E le specie degli uccelli dagli alati pensieri

avviluppandole  egli cattura

e le razze delle bestie selvatiche

e le creature marine

nei lacci delle sue reti,

l’uomo ingegnoso; e domina

con le sue trappole la fiera agreste vagante sui monti, e il cavallo

dalla folta criniera assoggetta al curvo giogo

e il montano infaticabile toro.

E parola e pensiero rapido come il vento

e impulsi a civili ordinamenti egli apprese da sé, e a evitare

i dardi del gelo inospitale e i celesti rovesci

di violente piogge

l’uomo ricco di risorse; mai privo di risorse egli affronta

il futuro; solo dalla morte

non troverà scampo;

ma anche per malattie incurabili

ha escogitato rimedi.

Possedendo al di là di ogni speranza

un’intelligenza capace di creare le arti,

talvolta si dirige verso il male, talvolta verso il bene.

Se riesce a conciliare le leggi del suo paese

e la giustizia giurata agli dei,

egli innalza la polis; ma è senza patria colui al quale

il male è connaturato per tracotanza.

Mai condivida con me il focolare

Né le idee chi agisce così.

NOTA  (1): i tre drammi di Sofocle riguardanti la saga dei Labdacidi sono definiti da Fromm una trilogia impropriamente, perché composti  e messi in scena in epoche diverse, non corrispondenti nemmeno alla successione cronologica degli eventi mitici: l’Antigone ( che tratta delle vicende dei figli di Edipo e dovrebbe, quindi, essere l’ultima del ciclo tebano) è la più antica, del 442. Edipo re, che nella cronologia del mito dovrebbe essere la prima delle tragedie, è del 425 circa. L’Edipo a Colono (che nella cronologia del mito dovrebbe essere successiva all’Edipo re e anteriore all’Antigone) fu invece l’ultima opera di Sofocle, da lui composta in tarda vecchiaia e rappresentata postuma, nel 401 a. C.
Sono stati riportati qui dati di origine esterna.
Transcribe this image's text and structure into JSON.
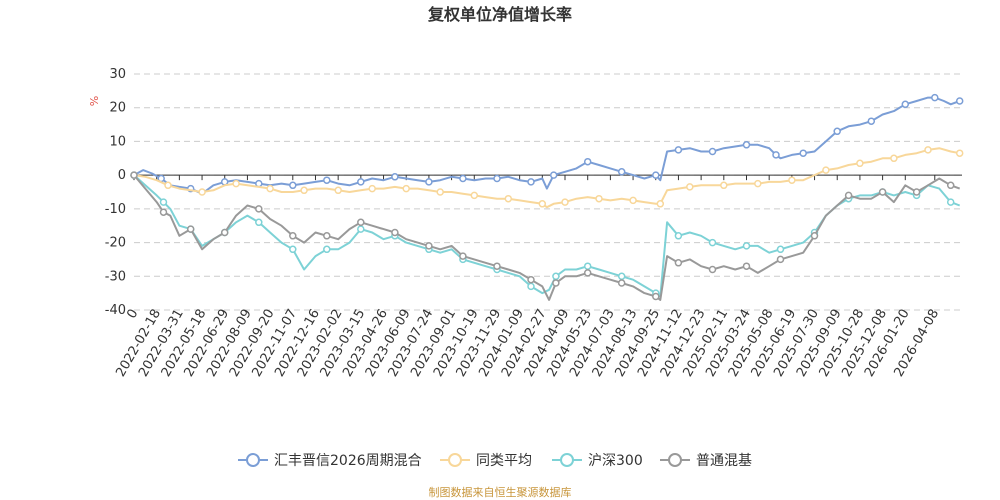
{
  "chart_data": {
    "type": "line",
    "title": "复权单位净值增长率",
    "ylabel": "%",
    "ylim": [
      -40,
      30
    ],
    "yticks": [
      30,
      20,
      10,
      0,
      -10,
      -20,
      -30,
      -40
    ],
    "x_tick_labels": [
      "0",
      "2022-02-18",
      "2022-03-31",
      "2022-05-18",
      "2022-06-29",
      "2022-08-09",
      "2022-09-20",
      "2022-11-07",
      "2022-12-16",
      "2023-02-02",
      "2023-03-15",
      "2023-04-26",
      "2023-06-09",
      "2023-07-24",
      "2023-09-01",
      "2023-10-19",
      "2023-11-29",
      "2024-01-09",
      "2024-02-27",
      "2024-04-09",
      "2024-05-23",
      "2024-07-03",
      "2024-08-13",
      "2024-09-25",
      "2024-11-12",
      "2024-12-23",
      "2025-02-11",
      "2025-03-24",
      "2025-05-08",
      "2025-06-19",
      "2025-07-30",
      "2025-09-09",
      "2025-10-28",
      "2025-12-08",
      "2026-01-20",
      "2026-04-08"
    ],
    "x_tick_positions": [
      0,
      1,
      2,
      3,
      4,
      5,
      6,
      7,
      8,
      9,
      10,
      11,
      12,
      13,
      14,
      15,
      16,
      17,
      18,
      19,
      20,
      21,
      22,
      23,
      24,
      25,
      26,
      27,
      28,
      29,
      30,
      31,
      32,
      33,
      34,
      35.3
    ],
    "x_range": [
      0,
      36.5
    ],
    "series": [
      {
        "name": "汇丰晋信2026周期混合",
        "color": "#7b9ed6",
        "x": [
          0,
          0.4,
          0.8,
          1.2,
          1.6,
          2,
          2.5,
          3,
          3.5,
          4,
          4.5,
          5,
          5.5,
          6,
          6.5,
          7,
          7.5,
          8,
          8.5,
          9,
          9.5,
          10,
          10.5,
          11,
          11.5,
          12,
          12.5,
          13,
          13.5,
          14,
          14.5,
          15,
          15.5,
          16,
          16.5,
          17,
          17.5,
          18,
          18.2,
          18.5,
          19,
          19.5,
          20,
          20.5,
          21,
          21.5,
          22,
          22.5,
          23,
          23.2,
          23.5,
          24,
          24.5,
          25,
          25.5,
          26,
          26.5,
          27,
          27.5,
          28,
          28.3,
          28.5,
          29,
          29.5,
          30,
          30.5,
          31,
          31.5,
          32,
          32.5,
          33,
          33.5,
          34,
          34.5,
          35,
          35.3,
          35.7,
          36,
          36.4
        ],
        "values": [
          0,
          1.5,
          0.5,
          -1,
          -3,
          -3.5,
          -4,
          -5.5,
          -3,
          -2,
          -1.5,
          -2,
          -2.5,
          -3,
          -2.5,
          -3,
          -2.5,
          -2,
          -1.5,
          -2.5,
          -3,
          -2,
          -1,
          -1.5,
          -0.5,
          -1,
          -1.5,
          -2,
          -1.5,
          -0.5,
          -1,
          -1.5,
          -1,
          -1,
          -0.5,
          -1.5,
          -2,
          -1,
          -4,
          0,
          1,
          2,
          4,
          3,
          2,
          1,
          0,
          -1,
          0,
          -1.5,
          7,
          7.5,
          8,
          7,
          7,
          8,
          8.5,
          9,
          9,
          8,
          6,
          5,
          6,
          6.5,
          7,
          10,
          13,
          14.5,
          15,
          16,
          18,
          19,
          21,
          22,
          23,
          23,
          22,
          21,
          22
        ]
      },
      {
        "name": "同类平均",
        "color": "#f8d79a",
        "x": [
          0,
          0.5,
          1,
          1.5,
          2,
          2.5,
          3,
          3.5,
          4,
          4.5,
          5,
          5.5,
          6,
          6.5,
          7,
          7.5,
          8,
          8.5,
          9,
          9.5,
          10,
          10.5,
          11,
          11.5,
          12,
          12.5,
          13,
          13.5,
          14,
          14.5,
          15,
          15.5,
          16,
          16.5,
          17,
          17.5,
          18,
          18.2,
          18.5,
          19,
          19.5,
          20,
          20.5,
          21,
          21.5,
          22,
          22.5,
          23,
          23.2,
          23.5,
          24,
          24.5,
          25,
          25.5,
          26,
          26.5,
          27,
          27.5,
          28,
          28.5,
          29,
          29.5,
          30,
          30.5,
          31,
          31.5,
          32,
          32.5,
          33,
          33.5,
          34,
          34.5,
          35,
          35.5,
          36,
          36.4
        ],
        "values": [
          0,
          -0.5,
          -1.5,
          -3,
          -4,
          -4.5,
          -5,
          -4.5,
          -3,
          -2.5,
          -3,
          -3.5,
          -4,
          -5,
          -5,
          -4.5,
          -4,
          -4,
          -4.5,
          -5,
          -4.5,
          -4,
          -4,
          -3.5,
          -4,
          -4,
          -4.5,
          -5,
          -5,
          -5.5,
          -6,
          -6.5,
          -7,
          -7,
          -7.5,
          -8,
          -8.5,
          -9.5,
          -8.5,
          -8,
          -7,
          -6.5,
          -7,
          -7.5,
          -7,
          -7.5,
          -8,
          -8.5,
          -8.5,
          -4.5,
          -4,
          -3.5,
          -3,
          -3,
          -3,
          -2.5,
          -2.5,
          -2.5,
          -2,
          -2,
          -1.5,
          -1.5,
          0,
          1.5,
          2,
          3,
          3.5,
          4,
          5,
          5,
          6,
          6.5,
          7.5,
          8,
          7,
          6.5
        ]
      },
      {
        "name": "沪深300",
        "color": "#7dd2d6",
        "x": [
          0,
          0.5,
          1,
          1.3,
          1.6,
          2,
          2.5,
          3,
          3.5,
          4,
          4.5,
          5,
          5.5,
          6,
          6.5,
          7,
          7.5,
          8,
          8.5,
          9,
          9.5,
          10,
          10.5,
          11,
          11.5,
          12,
          12.5,
          13,
          13.5,
          14,
          14.5,
          15,
          15.5,
          16,
          16.5,
          17,
          17.5,
          18,
          18.3,
          18.6,
          19,
          19.5,
          20,
          20.5,
          21,
          21.5,
          22,
          22.5,
          23,
          23.2,
          23.5,
          24,
          24.5,
          25,
          25.5,
          26,
          26.5,
          27,
          27.5,
          28,
          28.5,
          29,
          29.5,
          30,
          30.5,
          31,
          31.5,
          32,
          32.5,
          33,
          33.5,
          34,
          34.5,
          35,
          35.5,
          36,
          36.4
        ],
        "values": [
          0,
          -3,
          -6,
          -8,
          -10,
          -15,
          -16,
          -21,
          -19,
          -17,
          -14,
          -12,
          -14,
          -17,
          -20,
          -22,
          -28,
          -24,
          -22,
          -22,
          -20,
          -16,
          -17,
          -19,
          -18,
          -20,
          -21,
          -22,
          -23,
          -22,
          -25,
          -26,
          -27,
          -28,
          -29,
          -30,
          -33,
          -35,
          -34,
          -30,
          -28,
          -28,
          -27,
          -28,
          -29,
          -30,
          -31,
          -33,
          -35,
          -36,
          -14,
          -18,
          -17,
          -18,
          -20,
          -21,
          -22,
          -21,
          -21,
          -23,
          -22,
          -21,
          -20,
          -17,
          -12,
          -9,
          -7,
          -6,
          -6,
          -5,
          -6,
          -5,
          -6,
          -3,
          -4,
          -8,
          -9
        ]
      },
      {
        "name": "普通混基",
        "color": "#999999",
        "x": [
          0,
          0.5,
          1,
          1.3,
          1.6,
          2,
          2.5,
          3,
          3.5,
          4,
          4.5,
          5,
          5.5,
          6,
          6.5,
          7,
          7.5,
          8,
          8.5,
          9,
          9.5,
          10,
          10.5,
          11,
          11.5,
          12,
          12.5,
          13,
          13.5,
          14,
          14.5,
          15,
          15.5,
          16,
          16.5,
          17,
          17.5,
          18,
          18.3,
          18.6,
          19,
          19.5,
          20,
          20.5,
          21,
          21.5,
          22,
          22.5,
          23,
          23.2,
          23.5,
          24,
          24.5,
          25,
          25.5,
          26,
          26.5,
          27,
          27.5,
          28,
          28.5,
          29,
          29.5,
          30,
          30.5,
          31,
          31.5,
          32,
          32.5,
          33,
          33.5,
          34,
          34.5,
          35,
          35.5,
          36,
          36.4
        ],
        "values": [
          0,
          -4,
          -8,
          -11,
          -12,
          -18,
          -16,
          -22,
          -19,
          -17,
          -12,
          -9,
          -10,
          -13,
          -15,
          -18,
          -20,
          -17,
          -18,
          -19,
          -16,
          -14,
          -15,
          -16,
          -17,
          -19,
          -20,
          -21,
          -22,
          -21,
          -24,
          -25,
          -26,
          -27,
          -28,
          -29,
          -31,
          -33,
          -37,
          -32,
          -30,
          -30,
          -29,
          -30,
          -31,
          -32,
          -33,
          -35,
          -36,
          -37,
          -24,
          -26,
          -25,
          -27,
          -28,
          -27,
          -28,
          -27,
          -29,
          -27,
          -25,
          -24,
          -23,
          -18,
          -12,
          -9,
          -6,
          -7,
          -7,
          -5,
          -8,
          -3,
          -5,
          -3,
          -1,
          -3,
          -4
        ]
      }
    ]
  },
  "source_text": "制图数据来自恒生聚源数据库"
}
La trilogia classica era costituita da tre tragedie  che vertevano sullo stesso mito, (si parla in questo caso di “trilogia legata”, come l’Orestea di Eschilo) o che comunque avevano tra loro un legame tematico,le quali venivano rappresentate nello stesso giorno, una dopo l’altra, ed erano seguite da un “dramma satiresco” che riprendeva in chiave farsesca gli argomenti che nelle tragedie erano affrontati in modo serio. Sia Antigone, che l’Edipo re e l’Edipo a Colono facevano parte di trilogie diverse. Ma gli altri drammi ai quali questi erano associati, e che facevano parte di cicli mitici differenti, ma che comunque dovevano certo avere una qualche connessione ideale con le tragedie che abbiamo esaminato, non ci sono pervenuti.